Second, it may be worth mentioning that the James line of cases dealt with judicial determinations of the meaning of federal criminal statutes, not their constitutionality. If a statute gives fair warning that certain conduct is criminal, then that may, in the Court’s eyes, be enough to render such conduct prosecutable—even if the statute is enjoined for a while by lower courts. In United States v. Lanier, for example, the Court used language suggesting that it might take this view, finding a due process problem only when someone is prosecuted for “conduct that neither the statute nor any prior judicial decision has fairly disclosed to be within its scope.” (Emphasis added.) The Court, in other words, may decide that statutory warning is always fair warning.
Is the Power to Immunize Part of a Federal Court’s Inherent Article III Power?
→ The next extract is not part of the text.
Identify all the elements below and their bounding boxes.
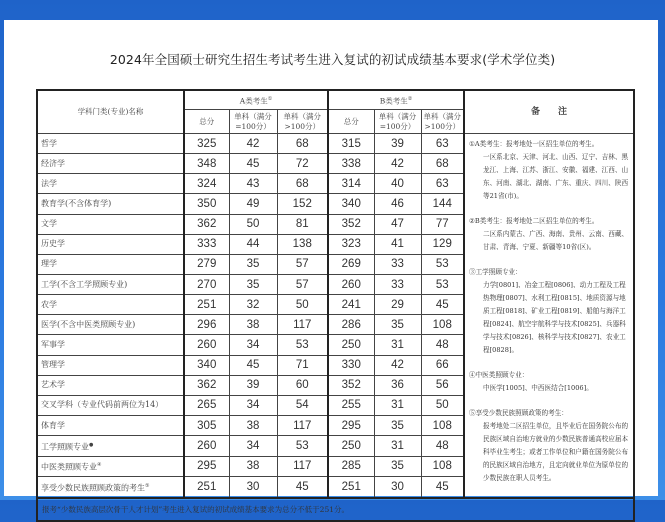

Some others may argue, however, that there is another source, besides the Due Process Clauses, for federal courts’ power to immunize: It is simply Article III of the Constitution, which endows federal courts with the power, in the first place, to resolve “cases that arise under the Constitution.”
Along with this power, this argument would run, comes adequate power to ensure access to the federal courts. Very few people can wait months and years to vindicate what they believe to be their constitutional rights. Yet waiting for a final Supreme Court ruling (or denial of review) in a particular case will typically take months or years. If plaintiffs must wait that long to rely on a ruling—before they can safely perform the acts they have wanted to perform all along—then they may not bother to bring their cases in the first place. Instead, they may simply forgo their desires, and perhaps their rights, and forget about challenging the statute at all.
The issue that the Supreme Court has so far left unresolved—of whether a Supreme or lower federal court injunction can be relied upon to confer immunity from prosecution—ought to be definitively answered, one way or the other, so that litigants know where they stand.
It may well be that, as a practical matter, the federal and state prosecutors are unlikely to “reach back” and prosecute persons who acted at a time an injunction was in effect. But, on the other hand, some prosecutors might well be tempted to do so, especially when it comes to politically-charged matters, like abortion in Mississippi (the conflict with which this column began.) Accordingly, Congress and/or the federal judiciary should clarify things so that people can know how much—or how little—injunctive relief is really worth.